2023-03-23T21:06:19.965Z | ERROR | 4104bad3-9fb5-4e96-99cc-a1bbf17d56e8-da-40 | cls-simple-activity-20 | EnsureTaskRegisteredActivity | Cannot change state for ManagedObjectReference: type = Task, value = task-2674878, serverGuid = 5d8c93ad-dbda-42e9-a24c-0cb7fcc7aef2 from queued to running. Runtime error reported for task.setState (vim.fault.NoPermission) {
  faultCause = null,
  faultMessage = null,
  object = ManagedObjectReference: type = ResourcePool, value = resgroup-848141, serverGuid = 5d8c93ad-dbda-42e9-a24c-0cb7fcc7aef2,
  privilegeId = Task.Update,
  missingPrivileges = null
}. retrying...

   7. CLS then shows: 

2023-03-23T21:00:08.350Z | DEBUG  | b1e2dc39-880e-45e3-8f6a-6ae44d4b1a21-1b | cls-simple-activity-9   | ApiMethodSkeleton       | Method implementation threw a VMODL2 error
com.vmware.vapi.std.errors.InvalidArgument: InvalidArgument (com.vmware.vapi.std.errors.invalid_argument) => {
    messages = [LocalizableMessage (com.vmware.vapi.std.localizable_message) => {
    id = com.vmware.vdcs.util.unhandled_error,
    defaultMessage = An error occurred: future must be done,
    args = [future must be done],
    params = <null>,
    localized = <null>
}],
    data = <null>,
    errorType = INVALID_ARGUMENT
}
        at sun.reflect.GeneratedConstructorAccessor423.newInstance(Unknown Source) ~[?:?]
<SNIP>

   8. The NSX APP appliance shows these errors:

E0323 19:46:24.246564    1 vmprovider.go:214] vsphere "msg"="Clone VirtualMachine failed" "error"="deploy from content library failed for image \"ob-18900476-photon-3-k8s-v1.21.6---vmware.1-tkg.1.b3d708a\": 400 Bad Request: {\"type\":\"com.vmware.vapi.std.errors.invalid_argument\",\"value\":{\"error_type\":\"INVALID_ARGUMENT\",\"messages\":[{\"args\":[\"future must be done\"],\"default_message\":\"An error occurred: future must be done\",\"id\":\"com.vmware.vdcs.util.unhandled_error\"}]}}" "vmName"="nsx-01/napp-cluster-01-control-plane-zcwjw"
E0323 19:46:24.246588    1 virtualmachine_controller.go:748] VirtualMachine "msg"="Provider failed to create VirtualMachine" "error"="deploy from content library failed for image \"ob-18900476-photon-3-k8s-v1.21.6---vmware.1-tkg.1.b3d708a\": 400 Bad Request: {\"type\":\"com.vmware.vapi.std.errors.invalid_argument\",\"value\":{\"error_type\":\"INVALID_ARGUMENT\",\"messages\":[{\"args\":[\"future must be done\"],\"default_message\":\"An error occurred: future must be done\",\"id\":\"com.vmware.vdcs.util.unhandled_error\"}]}}" "
name"="nsx-01/napp-cluster-01-control-plane-zcwjw"

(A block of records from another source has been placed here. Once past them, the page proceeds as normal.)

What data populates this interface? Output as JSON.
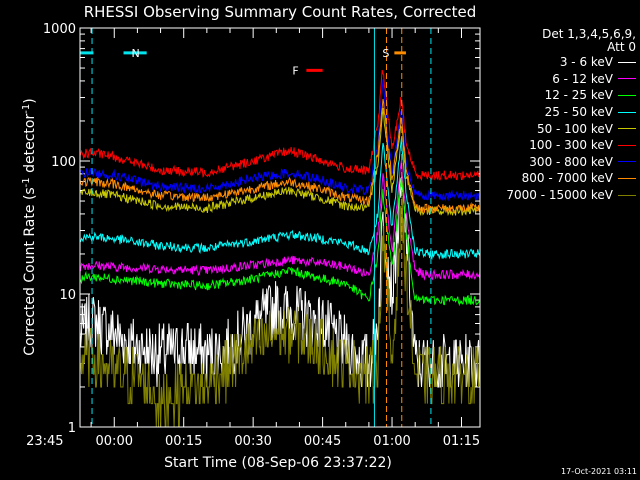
{
  "chart_data": {
    "type": "line",
    "title": "RHESSI Observing Summary Count Rates, Corrected",
    "xlabel": "Start Time (08-Sep-06 23:37:22)",
    "ylabel": "Corrected Count Rate (s⁻¹ detector⁻¹)",
    "yscale": "log",
    "ylim": [
      1,
      1000
    ],
    "xlim_minutes": [
      -7.4,
      79
    ],
    "x_unit": "minutes after 00:00 UT (09-Sep-06)",
    "x_ticks": [
      {
        "m": -15,
        "label": "23:45"
      },
      {
        "m": 0,
        "label": "00:00"
      },
      {
        "m": 15,
        "label": "00:15"
      },
      {
        "m": 30,
        "label": "00:30"
      },
      {
        "m": 45,
        "label": "00:45"
      },
      {
        "m": 60,
        "label": "01:00"
      },
      {
        "m": 75,
        "label": "01:15"
      }
    ],
    "y_ticks": [
      {
        "v": 1,
        "label": "1"
      },
      {
        "v": 10,
        "label": "10"
      },
      {
        "v": 100,
        "label": "100"
      },
      {
        "v": 1000,
        "label": "1000"
      }
    ],
    "legend_header": [
      "Det 1,3,4,5,6,9,",
      "Att 0"
    ],
    "series": [
      {
        "name": "3 - 6 keV",
        "color": "#ffffff",
        "x": [
          -30,
          -20,
          -10,
          -5,
          0,
          5,
          10,
          15,
          20,
          25,
          30,
          35,
          40,
          45,
          50,
          55,
          57,
          58,
          60,
          62,
          63,
          65,
          67,
          70,
          75,
          79
        ],
        "y": [
          3.5,
          3.5,
          3.5,
          6.5,
          5,
          4,
          3.5,
          4,
          3.5,
          4,
          6,
          8,
          7,
          6,
          4,
          3,
          6,
          40,
          10,
          60,
          30,
          3,
          3,
          3,
          3,
          3
        ]
      },
      {
        "name": "6 - 12 keV",
        "color": "#ff00ff",
        "x": [
          -30,
          -15,
          -5,
          0,
          10,
          20,
          30,
          38,
          45,
          50,
          55,
          57,
          58,
          60,
          62,
          63,
          65,
          67,
          70,
          79
        ],
        "y": [
          15,
          15.5,
          16.5,
          16,
          15.5,
          15,
          16.5,
          18,
          17,
          16,
          14,
          30,
          80,
          20,
          100,
          40,
          15,
          14,
          14,
          14
        ]
      },
      {
        "name": "12 - 25 keV",
        "color": "#00ff00",
        "x": [
          -30,
          -15,
          -5,
          0,
          10,
          20,
          30,
          38,
          45,
          50,
          55,
          57,
          58,
          60,
          62,
          63,
          65,
          67,
          70,
          79
        ],
        "y": [
          11.5,
          12,
          13.5,
          13,
          12,
          11.5,
          13,
          15,
          13,
          12,
          9,
          20,
          60,
          15,
          80,
          30,
          9,
          9,
          9,
          9
        ]
      },
      {
        "name": "25 - 50 keV",
        "color": "#00ffff",
        "x": [
          -30,
          -15,
          -5,
          0,
          10,
          20,
          30,
          38,
          45,
          50,
          55,
          57,
          58,
          60,
          62,
          63,
          65,
          67,
          70,
          79
        ],
        "y": [
          24,
          25,
          27,
          26,
          23,
          22,
          25,
          28,
          26,
          24,
          21,
          40,
          150,
          30,
          150,
          60,
          21,
          20,
          20,
          20
        ]
      },
      {
        "name": "50 - 100 keV",
        "color": "#c8c800",
        "x": [
          -30,
          -20,
          -5,
          0,
          10,
          20,
          30,
          38,
          45,
          50,
          55,
          57,
          58,
          60,
          62,
          63,
          65,
          67,
          70,
          79
        ],
        "y": [
          51,
          52,
          58,
          55,
          46,
          44,
          53,
          60,
          52,
          46,
          44,
          100,
          250,
          60,
          200,
          80,
          44,
          42,
          42,
          42
        ]
      },
      {
        "name": "100 - 300 keV",
        "color": "#ff0000",
        "x": [
          -30,
          -15,
          -5,
          0,
          10,
          20,
          30,
          38,
          45,
          50,
          55,
          57,
          58,
          60,
          62,
          63,
          65,
          67,
          70,
          79
        ],
        "y": [
          102,
          105,
          115,
          108,
          85,
          82,
          100,
          120,
          100,
          88,
          84,
          200,
          500,
          120,
          300,
          140,
          80,
          78,
          78,
          78
        ]
      },
      {
        "name": "300 - 800 keV",
        "color": "#0000ff",
        "x": [
          -30,
          -15,
          -5,
          0,
          10,
          20,
          30,
          38,
          45,
          50,
          55,
          57,
          58,
          60,
          62,
          63,
          65,
          67,
          70,
          79
        ],
        "y": [
          79,
          80,
          82,
          78,
          64,
          62,
          74,
          82,
          72,
          62,
          60,
          140,
          400,
          80,
          250,
          100,
          56,
          55,
          55,
          55
        ]
      },
      {
        "name": "800 - 7000 keV",
        "color": "#ff8c00",
        "x": [
          -30,
          -15,
          -5,
          0,
          10,
          20,
          30,
          38,
          45,
          50,
          55,
          57,
          58,
          60,
          62,
          63,
          65,
          67,
          70,
          79
        ],
        "y": [
          66,
          67,
          70,
          67,
          55,
          53,
          62,
          70,
          61,
          53,
          50,
          120,
          300,
          70,
          220,
          90,
          45,
          44,
          44,
          44
        ]
      },
      {
        "name": "7000 - 15000 keV",
        "color": "#808000",
        "x": [
          -30,
          -20,
          -10,
          -5,
          0,
          5,
          10,
          15,
          20,
          25,
          30,
          35,
          40,
          45,
          50,
          55,
          57,
          58,
          60,
          62,
          63,
          65,
          67,
          70,
          79
        ],
        "y": [
          2.5,
          2.5,
          2.5,
          3.5,
          2.5,
          2.5,
          1.5,
          2,
          2,
          3,
          4,
          5,
          5,
          4,
          3,
          2.5,
          3,
          30,
          3,
          40,
          15,
          2.5,
          2.5,
          2.5,
          2.5
        ]
      }
    ],
    "status_bars": {
      "N": {
        "label": "N",
        "color": "#00e5ee",
        "ranges_minutes": [
          [
            -7.4,
            -4.5
          ],
          [
            2,
            7
          ]
        ],
        "level": 650
      },
      "F": {
        "label": "F",
        "color": "#ff0000",
        "ranges_minutes": [
          [
            41.5,
            45
          ]
        ],
        "level": 480
      },
      "S": {
        "label": "S",
        "color": "#ff8c00",
        "ranges_minutes": [
          [
            60.5,
            63
          ]
        ],
        "level": 650
      }
    },
    "night_boundaries_minutes": [
      -4.8,
      56.2,
      68.4
    ],
    "saa_boundaries_minutes": [
      58.8,
      62.1
    ],
    "grid": false,
    "legend_position": "right"
  },
  "footer": {
    "timestamp": "17-Oct-2021 03:11"
  }
}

VMware vSphere 7.0 with Tanzu

An issue was discovered where there is a problem with the group membership of the vpxd-extension user(s).  

vpxd-extension user(s) may need to be removed from the Administrators group:

Example of what these users might look like:

['vpxd-extension-########-####-####-####-############', > 'vpxd-extension-########-####-####-####-############']

These vpxd-extension-#### user(s) should be added to the ServiceProviderUsers group.

Please contact VMware Support to have them assist you in running the fixAdministratorsGroup.py script.
 

This will fix the membership of the vpxd-extension users.